Monroe's Fox headshot, 1958
Following her miscarriage in 1958, Monroe returned to Hollywood where she was cast in the Billy Wilder film Some Like It Hot. Even though the actress felt that this was another "dumb blonde" role, she took it on for 10% of the film's profits on top of her regular payday. The production was troubled in several ways. One major issue was the casting of Marilyn Monroe, who was known for her unreliable behavior on set. Monroe frequently arrived late to rehearsals and filming, and often needed multiple takes to get her lines right. This caused delays and increased the budget of the film.
In spite of the numerous interruptions and problems with the production, Wilder admitted that he was happy with Monroe's performance:
Anyone can remember lines, but it takes a real artist to come on the set and not know her lines and yet give the performance she did!
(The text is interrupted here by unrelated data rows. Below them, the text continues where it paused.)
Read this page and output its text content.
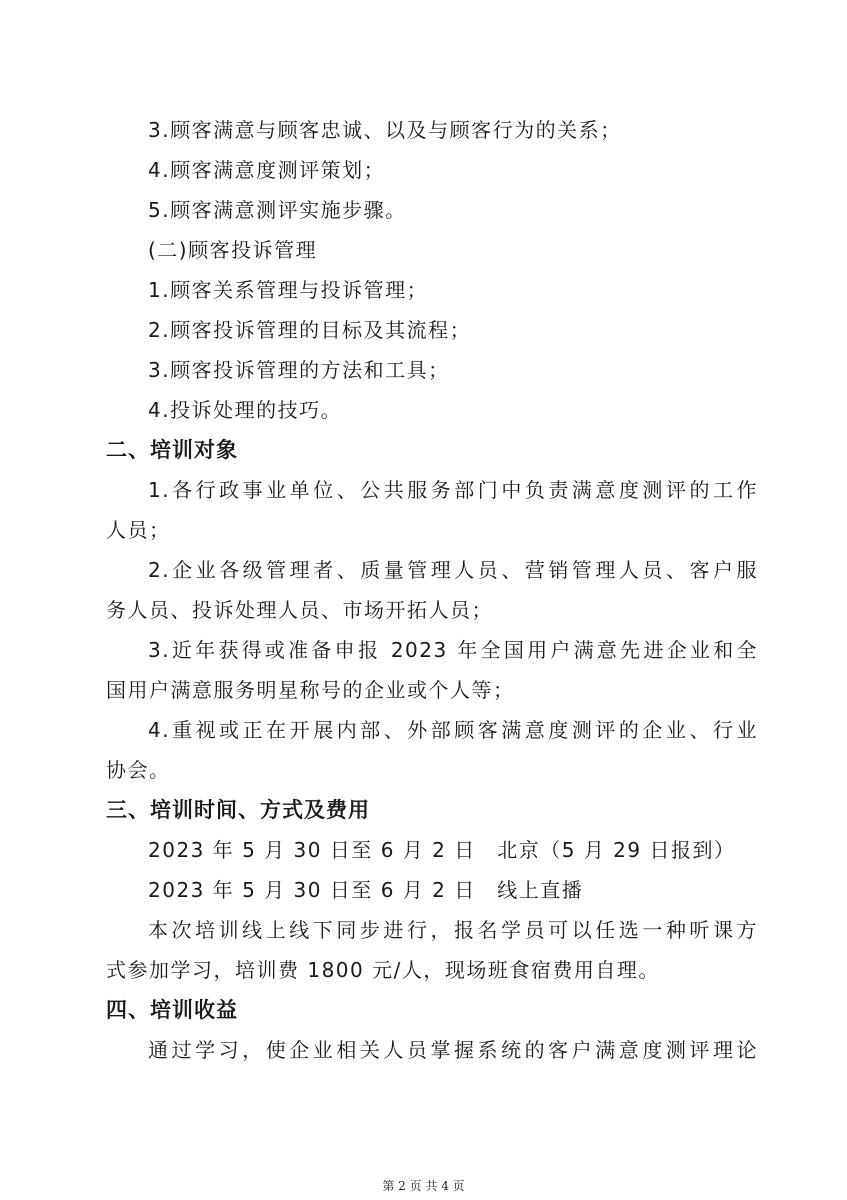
3.顾客满意与顾客忠诚、以及与顾客行为的关系；
4.顾客满意度测评策划；
5.顾客满意测评实施步骤。
(二)顾客投诉管理
1.顾客关系管理与投诉管理；
2.顾客投诉管理的目标及其流程；
3.顾客投诉管理的方法和工具；
4.投诉处理的技巧。
二、培训对象
1.各行政事业单位、公共服务部门中负责满意度测评的工作
人员；
2.企业各级管理者、质量管理人员、营销管理人员、客户服
务人员、投诉处理人员、市场开拓人员；
3.近年获得或准备申报 2023 年全国用户满意先进企业和全
国用户满意服务明星称号的企业或个人等；
4.重视或正在开展内部、外部顾客满意度测评的企业、行业
协会。
三、培训时间、方式及费用
2023 年 5 月 30 日至 6 月 2 日　北京（5 月 29 日报到）
2023 年 5 月 30 日至 6 月 2 日　线上直播
本次培训线上线下同步进行，报名学员可以任选一种听课方
式参加学习，培训费 1800 元/人，现场班食宿费用自理。
四、培训收益
通过学习，使企业相关人员掌握系统的客户满意度测评理论
第 2 页 共 4 页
Monroe making her way down the stairs, 1959
You’ve read there was some actor that once said about me that kissing me was like kissing Hitler? If I have to do intimate love scenes with somebody who really has these kinds of feelings toward me, then my fantasy can come into play. In other words, out with him, in with my fantasy. He was never there.
Marilyn Monroe shows off her fashion onscreen in "The Misfits," 1960
In 1960, Monroe and Miller's marriage was over, leaving her without an anchor for the first time in years. Even without Miller in her corner, Monroe's final film, The Misfits, was written for the actress by her ex-husband.
While filming The Misfits, Monroe suffered from gallstone pain and her drug addiction often interfered with filming, leaving production to work around her tempestuous schedule. In August, filming was halted due to Marilyn needing detox in a LA Hospital. Even though Monroe was dealing with numerous health and drug issues, director John Huston noted that she was stellar when she was on camera. He stated:
[She] was not pretending to an emotion. It was the real thing. She would go deep down within herself and find it and bring it up into consciousness.
Marilyn Monroe, misfit, 1961
Even though The Misfits failed at the box office, in 1961, Monroe was at the height of her fame and was considered one of the most beautiful and iconic women in the world.
Monroe's personal life was in a tailspin, and she finally moved back to Los Angeles before dating Frank Sinatra for a brief period of time. It's believed that she and Ol' Blue Eyes nearly married, but his lawyer suggested that the singer steer clear of Monroe.
One of the final photos taken of Marilyn Monroe, 1962
In the final year of Monroe's life she was deeply embroiled in conflict. Not only was she falling deeper into depression and drug abuse, but she was carrying an alleged affair with President Kennedy. After signing up for the Dean Martin film Something's Gotta Give, Monroe had to take an immediate break after being diagnosed with sinusitis.
On May 19, 1962, she popped up on stage at President John F. Kennedy's early birthday celebration at Madison Square Garden in New York to sing "Happy Birthday Mr. President," which drove audiences wild and made Fox furious.
Months later, on August 4, Monroe passed away from acute barbiturate poisoning. While conspiracy theories continue to swirl around Monroe's death, her final moments were ruled a suicide by the Los Angeles County Coroners Office.